Sempre a Pesaro, Tonelli Design realizza arredi e complementi in vetro, lavorando su soluzioni tecniche che hanno ampliato nel tempo l'uso di questo materiale nel progetto d'arredo. Ma il vetro è solo una parte del racconto. In questo stesso territorio nascono anche le tecnologie che permettono di lavorare non solo il vetro, ma il legno, la pietra, i materiali compositi e il metallo. Ne è un esempio Biesse, gruppo internazionale che sviluppa linee e macchinari impiegati in settori diversi, dall'arredamento all'edilizia fino all'automotive. È un tassello meno visibile, ma fondamentale: qui non nascono solo oggetti di design, ma anche gli strumenti che li rendono possibili.

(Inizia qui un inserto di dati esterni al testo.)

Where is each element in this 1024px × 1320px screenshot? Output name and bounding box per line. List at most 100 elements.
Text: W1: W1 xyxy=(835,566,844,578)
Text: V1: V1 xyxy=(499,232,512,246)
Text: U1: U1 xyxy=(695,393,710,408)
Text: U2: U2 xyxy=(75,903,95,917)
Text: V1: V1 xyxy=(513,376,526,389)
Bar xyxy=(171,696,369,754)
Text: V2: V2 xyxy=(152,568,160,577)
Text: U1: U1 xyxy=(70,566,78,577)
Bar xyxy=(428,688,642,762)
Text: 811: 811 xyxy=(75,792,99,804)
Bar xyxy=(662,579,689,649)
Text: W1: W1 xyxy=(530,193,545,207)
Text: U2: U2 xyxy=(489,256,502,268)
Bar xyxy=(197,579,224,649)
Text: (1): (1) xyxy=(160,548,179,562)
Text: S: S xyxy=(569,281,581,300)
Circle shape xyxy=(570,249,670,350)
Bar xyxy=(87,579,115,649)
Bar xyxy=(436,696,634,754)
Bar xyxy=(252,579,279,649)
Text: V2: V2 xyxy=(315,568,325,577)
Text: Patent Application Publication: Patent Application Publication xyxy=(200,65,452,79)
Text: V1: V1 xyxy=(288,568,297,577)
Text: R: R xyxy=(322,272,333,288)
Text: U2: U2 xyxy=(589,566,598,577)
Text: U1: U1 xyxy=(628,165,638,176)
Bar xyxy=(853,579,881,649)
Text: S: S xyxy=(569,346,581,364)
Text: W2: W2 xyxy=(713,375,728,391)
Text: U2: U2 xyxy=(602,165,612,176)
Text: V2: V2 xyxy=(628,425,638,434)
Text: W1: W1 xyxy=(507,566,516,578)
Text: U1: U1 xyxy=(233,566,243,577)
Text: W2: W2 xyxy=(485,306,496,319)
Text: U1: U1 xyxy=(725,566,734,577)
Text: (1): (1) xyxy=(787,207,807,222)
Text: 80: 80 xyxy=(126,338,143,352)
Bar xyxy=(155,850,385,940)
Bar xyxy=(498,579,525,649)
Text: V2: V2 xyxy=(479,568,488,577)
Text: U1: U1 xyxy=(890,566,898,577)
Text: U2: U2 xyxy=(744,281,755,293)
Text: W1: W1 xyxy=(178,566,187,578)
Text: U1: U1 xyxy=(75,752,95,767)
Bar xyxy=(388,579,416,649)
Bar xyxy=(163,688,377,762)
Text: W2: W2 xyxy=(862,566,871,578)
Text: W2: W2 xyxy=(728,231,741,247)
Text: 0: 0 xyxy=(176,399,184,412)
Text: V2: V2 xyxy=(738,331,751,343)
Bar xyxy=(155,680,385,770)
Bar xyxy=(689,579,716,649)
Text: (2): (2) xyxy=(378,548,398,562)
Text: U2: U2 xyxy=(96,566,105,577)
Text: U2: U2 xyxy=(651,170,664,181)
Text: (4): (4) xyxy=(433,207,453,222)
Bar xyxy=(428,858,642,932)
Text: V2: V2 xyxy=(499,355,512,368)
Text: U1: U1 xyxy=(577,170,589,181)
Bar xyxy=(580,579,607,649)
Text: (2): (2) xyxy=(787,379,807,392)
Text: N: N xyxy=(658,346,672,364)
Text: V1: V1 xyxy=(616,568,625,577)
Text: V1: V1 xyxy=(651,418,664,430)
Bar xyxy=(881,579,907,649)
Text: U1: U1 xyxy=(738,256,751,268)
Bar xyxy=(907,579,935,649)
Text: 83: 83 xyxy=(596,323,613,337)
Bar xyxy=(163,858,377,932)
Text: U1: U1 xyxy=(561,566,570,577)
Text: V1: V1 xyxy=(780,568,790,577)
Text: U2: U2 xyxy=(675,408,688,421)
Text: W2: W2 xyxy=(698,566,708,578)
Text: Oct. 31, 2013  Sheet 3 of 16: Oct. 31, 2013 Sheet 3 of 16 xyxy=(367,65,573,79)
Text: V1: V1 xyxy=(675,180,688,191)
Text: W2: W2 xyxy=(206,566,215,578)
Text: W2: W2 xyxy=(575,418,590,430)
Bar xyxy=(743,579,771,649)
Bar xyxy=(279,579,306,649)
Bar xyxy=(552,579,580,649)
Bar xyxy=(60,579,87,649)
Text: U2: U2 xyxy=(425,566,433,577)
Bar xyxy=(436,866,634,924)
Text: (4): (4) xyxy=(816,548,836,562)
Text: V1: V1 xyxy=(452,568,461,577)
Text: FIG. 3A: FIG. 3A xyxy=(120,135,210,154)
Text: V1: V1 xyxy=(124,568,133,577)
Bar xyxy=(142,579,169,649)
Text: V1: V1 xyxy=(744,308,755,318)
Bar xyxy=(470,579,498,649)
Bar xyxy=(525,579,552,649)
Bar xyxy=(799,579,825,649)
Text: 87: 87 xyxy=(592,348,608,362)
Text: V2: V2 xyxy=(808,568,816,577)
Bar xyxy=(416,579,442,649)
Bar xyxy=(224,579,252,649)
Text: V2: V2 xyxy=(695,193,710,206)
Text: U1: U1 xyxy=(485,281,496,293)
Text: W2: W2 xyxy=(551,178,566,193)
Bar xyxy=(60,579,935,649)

È questo intreccio tra materia e tecnologia a rendere speciale il distretto pesarese. Una leggerezza che nasce da ricerca, precisione e mestiere. E che, guardando il mare poco distante, non vi aspettereste di trovare proprio qui.

Il comfort che prende forma

Restando a Pesaro, c'è un'altra storia che vale la pena conoscere: quella del comfort. Qui nascono divani e poltrone pensati per durare nel tempo, frutto di una tradizione fatta di mani esperte e attenzione ai dettagli. È il caso di Domingo Salotti, realtà radicata nel territorio, da cui è nato anche il brand Adrenalina, che propone linee più libere, colori decisi, forme che escono dagli schemi. È lo stesso saper fare che cambia tono, ma non perde sostanza.

Proseguendo verso l'entroterra maceratese, la pelle diventa protagonista. La storia di Poltrona Frau nasce a Torino nel 1912, ma è a Tolentino che oggi si concentra il cuore produttivo del marchio. Qui il lavoro sulla pelle è fatto di gesti lenti e sicuri: tagli netti, cuciture quasi invisibili, superfici che cambiano luce a seconda di come le sfiorate. Le poltrone nate in queste colline arredano teatri, hotel, yacht e interni automobilistici in tutto il mondo, ma tutto parte da una cura quasi silenziosa. A Tolentino potete visitare anche il Poltrona Frau Museum, uno spazio che racconta questa storia attraverso oggetti e materiali, permettendovi di capire da vicino come nasce un'icona dell'abitare italiano.

Se vi fermate a toccare queste superfici, vi accorgerete che non è solo una questione di comodità. È equilibrio, misura, identità. È il modo marchigiano di trasformare il comfort in qualcosa che resta.

La luce che cambia lo sguardo

La luce che cambia lo sguardo

A Recanati la materia diventa invisibile. Qui ha sede iGuzzini Illuminazione, azienda nata nelle Marche e cresciuta fino a diventare un punto di riferimento internazionale nell'illuminazione architetturale. La sua ricerca non riguarda solo quanto illuminare, ma come: come distribuire la luce, valorizzare un'opera d'arte, rendere accogliente uno spazio pubblico senza invaderlo.

Molti luoghi che magari avete visitato sono illuminati da sistemi progettati proprio in queste colline: dagli spazi dei Musei Vaticani al Colosseo, fino a musei, teatri e piazze in tutto il mondo. È un lavoro discreto: non si nota la lampada, si nota ciò che diventa più chiaro. Un affresco che rivela nuovi dettagli, una facciata che acquista profondità, una piazza che cambia atmosfera al calare del sole. Qui la luce è pensata come parte dell'architettura, con attenzione all'efficienza energetica e al rispetto degli spazi storici. Passeggiando a Recanati, vi accorgerete che anche ciò che non si vede può fare la differenza.

Dopo legno, vetro e pelle, resta la luce. Quella che rende tutto visibile.